Each cell in the DP table is computed exactly once from previously solved subproblems. The table dimensions determine both time and space. Look for the state variables — each unique combination of state values is one cell. Often a rolling array can reduce space by one dimension.

Shortcut: Count your DP state dimensions → that’s your time. Can you drop one?

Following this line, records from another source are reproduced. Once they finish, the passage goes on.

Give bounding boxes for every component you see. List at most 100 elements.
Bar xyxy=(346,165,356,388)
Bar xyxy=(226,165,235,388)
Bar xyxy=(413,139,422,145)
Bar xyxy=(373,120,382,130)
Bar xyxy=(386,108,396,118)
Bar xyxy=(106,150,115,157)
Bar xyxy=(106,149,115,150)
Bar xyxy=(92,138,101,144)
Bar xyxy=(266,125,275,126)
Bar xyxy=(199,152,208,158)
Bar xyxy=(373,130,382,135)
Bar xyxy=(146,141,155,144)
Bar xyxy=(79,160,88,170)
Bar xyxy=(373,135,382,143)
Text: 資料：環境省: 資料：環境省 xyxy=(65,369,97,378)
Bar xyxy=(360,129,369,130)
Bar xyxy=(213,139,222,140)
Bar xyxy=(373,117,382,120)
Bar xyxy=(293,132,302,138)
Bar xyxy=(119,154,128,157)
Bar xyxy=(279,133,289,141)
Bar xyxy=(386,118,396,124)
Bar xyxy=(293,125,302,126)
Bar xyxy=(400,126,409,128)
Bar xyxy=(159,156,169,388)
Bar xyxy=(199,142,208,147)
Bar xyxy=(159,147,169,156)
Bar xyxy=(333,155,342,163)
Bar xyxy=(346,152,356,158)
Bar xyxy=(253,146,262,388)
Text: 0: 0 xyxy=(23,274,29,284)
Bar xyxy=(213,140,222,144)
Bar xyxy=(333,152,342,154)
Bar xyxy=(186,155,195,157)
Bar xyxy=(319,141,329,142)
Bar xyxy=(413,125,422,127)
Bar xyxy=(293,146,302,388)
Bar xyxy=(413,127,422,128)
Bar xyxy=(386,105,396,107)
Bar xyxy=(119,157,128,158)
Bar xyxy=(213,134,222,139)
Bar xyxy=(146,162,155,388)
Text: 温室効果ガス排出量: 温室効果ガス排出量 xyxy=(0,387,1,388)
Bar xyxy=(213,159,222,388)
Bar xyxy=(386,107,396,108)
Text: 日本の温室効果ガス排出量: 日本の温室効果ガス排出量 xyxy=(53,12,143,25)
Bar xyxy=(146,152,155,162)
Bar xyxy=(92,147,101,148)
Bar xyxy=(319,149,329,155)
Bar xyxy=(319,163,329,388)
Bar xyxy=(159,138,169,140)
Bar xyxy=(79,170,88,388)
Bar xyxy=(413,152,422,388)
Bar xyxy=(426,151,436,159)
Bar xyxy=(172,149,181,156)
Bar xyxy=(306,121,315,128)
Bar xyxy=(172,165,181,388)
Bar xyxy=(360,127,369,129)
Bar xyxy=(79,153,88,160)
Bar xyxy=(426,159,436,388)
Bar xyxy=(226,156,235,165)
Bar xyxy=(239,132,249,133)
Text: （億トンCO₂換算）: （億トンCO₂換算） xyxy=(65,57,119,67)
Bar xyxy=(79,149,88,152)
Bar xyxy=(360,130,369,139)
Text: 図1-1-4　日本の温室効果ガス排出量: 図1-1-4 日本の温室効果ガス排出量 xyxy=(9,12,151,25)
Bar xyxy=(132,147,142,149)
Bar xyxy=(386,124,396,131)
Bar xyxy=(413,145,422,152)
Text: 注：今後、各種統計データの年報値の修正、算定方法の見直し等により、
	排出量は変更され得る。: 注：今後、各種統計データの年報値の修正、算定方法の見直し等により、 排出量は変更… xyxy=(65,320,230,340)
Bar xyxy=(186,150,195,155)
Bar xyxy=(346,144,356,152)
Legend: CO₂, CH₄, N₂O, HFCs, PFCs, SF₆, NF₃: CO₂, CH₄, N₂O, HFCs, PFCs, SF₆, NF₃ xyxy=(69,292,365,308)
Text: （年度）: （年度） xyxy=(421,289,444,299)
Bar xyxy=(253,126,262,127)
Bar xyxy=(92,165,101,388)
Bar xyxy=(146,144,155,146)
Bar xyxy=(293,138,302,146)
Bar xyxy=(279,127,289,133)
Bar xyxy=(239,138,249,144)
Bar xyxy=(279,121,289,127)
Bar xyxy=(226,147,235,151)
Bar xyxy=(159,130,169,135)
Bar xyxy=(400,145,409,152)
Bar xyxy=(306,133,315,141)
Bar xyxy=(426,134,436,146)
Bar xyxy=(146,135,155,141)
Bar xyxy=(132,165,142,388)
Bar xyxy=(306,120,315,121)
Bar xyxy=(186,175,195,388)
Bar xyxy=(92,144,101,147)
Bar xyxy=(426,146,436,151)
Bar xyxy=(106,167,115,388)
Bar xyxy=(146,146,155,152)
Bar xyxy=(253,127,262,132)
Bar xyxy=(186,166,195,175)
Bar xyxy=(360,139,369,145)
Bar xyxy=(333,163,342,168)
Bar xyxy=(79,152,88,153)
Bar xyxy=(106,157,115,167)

That’s your space optimization.

Coach Notes

Common Mistakes

Review these before coding to avoid predictable interview regressions.

Off-by-one on range boundaries

Wrong move: Loop endpoints miss first/last candidate.

Usually fails on: Fails on minimal arrays and exact-boundary answers.

Fix: Re-derive loops from inclusive/exclusive ranges before coding.

State misses one required dimension

Wrong move: An incomplete state merges distinct subproblems and caches incorrect answers.

Usually fails on: Correctness breaks on cases that differ only in hidden state.

Fix: Define state so each unique subproblem maps to one DP cell.

Using greedy without proof

Wrong move: Locally optimal choices may fail globally.

Usually fails on: Counterexamples appear on crafted input orderings.

Fix: Verify with exchange argument or monotonic objective before committing.